Wisconsin Gov. Scott Walker expanded gun rights on Wednesday by signing a pair of bills, one of which — Senate Bill 35 — nixes the 48-hour waiting period for handgun purchases and the other — Senate Bill 70 — which allows off-duty and retired law enforcement officers to carry concealed weapons on public school campuses.
A signing ceremony was held at the Milwaukee County Sheriff’s Department, the workplace of vocal gun-rights advocate Sheriff David A. Clarke Jr.
“This bill signing has been long planned with law enforcement,” Walker spokeswoman Laurel Patrick told The Washington Post, referencing a June 11 tweet from Clarke announcing the bill signing.
Supporters of the bills argue that allowing retired and off-duty police officers to carry in public schools has the potential to increase campus safety and that the 48-hour waiting period is an antiquated mandate (initially signed in 1976) given that background checks can now be processed in a matter of minutes.
However, opponents believe that the 48-hour waiting period provides a “cooling off” period for any hot-tempered spouse or suicidal individual to reconsider their dubious plan to purchase a firearm.
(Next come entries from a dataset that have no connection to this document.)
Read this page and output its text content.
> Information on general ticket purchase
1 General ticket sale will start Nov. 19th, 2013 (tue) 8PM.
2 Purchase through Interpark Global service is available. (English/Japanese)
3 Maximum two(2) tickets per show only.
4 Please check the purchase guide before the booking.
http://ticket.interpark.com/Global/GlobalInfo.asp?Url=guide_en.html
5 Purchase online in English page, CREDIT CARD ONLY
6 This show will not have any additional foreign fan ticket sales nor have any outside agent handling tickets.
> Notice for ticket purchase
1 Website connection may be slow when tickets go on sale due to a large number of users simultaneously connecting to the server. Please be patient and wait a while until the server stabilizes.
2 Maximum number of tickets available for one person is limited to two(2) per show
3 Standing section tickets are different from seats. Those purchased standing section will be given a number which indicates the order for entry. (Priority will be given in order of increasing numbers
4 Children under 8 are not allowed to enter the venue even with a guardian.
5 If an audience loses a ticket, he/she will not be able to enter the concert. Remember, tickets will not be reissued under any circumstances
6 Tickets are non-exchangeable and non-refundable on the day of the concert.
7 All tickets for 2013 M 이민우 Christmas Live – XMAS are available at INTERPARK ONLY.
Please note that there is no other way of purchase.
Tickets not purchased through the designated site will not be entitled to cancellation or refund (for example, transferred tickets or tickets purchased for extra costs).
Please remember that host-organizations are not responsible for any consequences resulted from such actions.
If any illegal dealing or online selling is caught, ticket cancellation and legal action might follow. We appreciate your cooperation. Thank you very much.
Yet, there is little evidence to suggest that the waiting period actually works as a “cooling off” mechanism.
In his tenure as governor, Walker has made great strides to restore the Second Amendment rights of law-abiding gun owners, including signing a shall-issue concealed carrying licensing bill and “castle doctrine” legislation to protect the rights of law-abiding citizens who use deadly force against an attacker.
Walker has rightly earned an A+ rating from the National Rifle Association.